Input {a,b}, {a,c}, {a,d}, {b,c}, {c,d}, {c,e}, {d,e}

Output should be {a,b,c}, {a,c,d},{c,d,e}

Note that {a,b} and {a,d} can be joined, as their initial k elements are the same, to form the

candidate {a,b,d}. However it includes the {b,d} as a subset, which is a non-frequent 2-item

itemset.

Implement the below algorithms in Python:

i. The candidate generation algorithm above

ii. Candidate generation algorithm by extending each k-item frequent itemset by an

item in the data set

We expect to obtain pruning in candidates in the first algorithm. In order to analyze this:

i. Run both of the algorithms on 50 randomly created k-item frequent itemsets I.

(Use the same input for both of the algorithms.)

ii. Report the reduction in the number of candidates generated per run and the

average reduction.

Note that the number of reduction in candidate generation will be calculated as given in

Equation 1.

𝑅𝑒𝑑𝑢𝑐𝑡𝑖𝑜𝑛 =

𝑁𝑢𝑚𝑏𝑒𝑟 𝑜𝑓 𝑐𝑎𝑛𝑑𝑖𝑑𝑎𝑡𝑒𝑠 𝑔𝑒𝑛𝑒𝑟𝑎𝑡𝑒𝑑 𝑖𝑛 𝐴𝑙𝑔𝑜𝑟𝑖𝑡ℎ𝑚 1

𝑁𝑢𝑚𝑏𝑒𝑟 𝑜𝑓 𝑐𝑎𝑛𝑑𝑖𝑑𝑎𝑡𝑒𝑠 𝑔𝑒𝑛𝑒𝑟𝑎𝑡𝑒𝑑 𝑖 𝐴𝑙𝑔𝑜𝑟𝑖𝑡ℎ𝑚 2

(1)

Submission: Codes and the report presenting the analysis result.

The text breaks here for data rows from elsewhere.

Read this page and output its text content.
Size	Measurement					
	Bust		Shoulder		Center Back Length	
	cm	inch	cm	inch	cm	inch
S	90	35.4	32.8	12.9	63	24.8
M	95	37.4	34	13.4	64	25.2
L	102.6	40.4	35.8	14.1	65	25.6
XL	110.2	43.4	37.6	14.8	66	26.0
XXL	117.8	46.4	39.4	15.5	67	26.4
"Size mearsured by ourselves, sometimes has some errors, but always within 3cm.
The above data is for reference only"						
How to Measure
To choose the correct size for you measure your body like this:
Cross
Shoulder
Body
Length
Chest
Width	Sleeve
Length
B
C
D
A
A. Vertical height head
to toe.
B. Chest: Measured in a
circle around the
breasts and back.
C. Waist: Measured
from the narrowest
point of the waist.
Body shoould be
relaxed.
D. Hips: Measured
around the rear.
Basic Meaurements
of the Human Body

Q2. Analyzing the Partitioning (SON) Algorithm.

As discussed in the class, SON algorithm partitions the transaction data set into chunks fitting

in the memory and returns the complete result in two passes on the data. In this part of the

assignment, you will simulate the first pass of the algorithm and compare the result with that of

the original Apriori.

Follow the given steps:

i. For the analysis, use groceries.csv data set

ii. Run apriori function under mlxtend library in Python on groceries.csv data set under

0.02 support ratio.

iii. For i in 5 to 10

a. Partition groceries.csv data set into i partitions

b. Find the total number of frequent itemsets generated for all the partitions

c. Compare the result with that of Step (ii) and report as a ratio given in Equation

2.

𝑂𝑣𝑒𝑟 𝑔𝑒𝑛𝑒𝑟𝑎𝑡𝑖𝑜𝑛 𝑟𝑎𝑡𝑖𝑜𝑛 =

𝑁𝑢𝑚𝑏𝑒𝑟 𝑜𝑓 𝑓𝑟𝑒𝑞𝑢𝑒𝑛𝑡 𝑖𝑡𝑒𝑚𝑠𝑒𝑡𝑠 𝑔𝑒𝑛𝑒𝑟𝑎𝑡𝑒𝑑 𝑖𝑛 𝑡ℎ𝑒 𝑓𝑖𝑟𝑠𝑡 𝑝𝑎𝑠𝑠 𝑜𝑓 𝑆𝑂𝑁

𝑁𝑢𝑚𝑏𝑒𝑟 𝑜𝑓 𝑓𝑟𝑒𝑞𝑢𝑒𝑛𝑡 𝑖𝑡𝑒𝑚𝑠 𝑔𝑒𝑛𝑒𝑟𝑎𝑡𝑒𝑑 𝑖𝑛 𝑡ℎ𝑒 𝑜𝑟𝑖𝑔𝑖𝑛𝑎𝑙 𝐴𝑝𝑟𝑖𝑜𝑟𝑖

(2)

Note that apriori in mlxtend gets transaction data input in the form of one hot encoding. So you

will need to convert each row in the original data set to a list, and then to one hot encoding

format. You can use TransactionEncoder under mlxtend.preprocessing.

Submission: Codes and the report presenting the analysis result.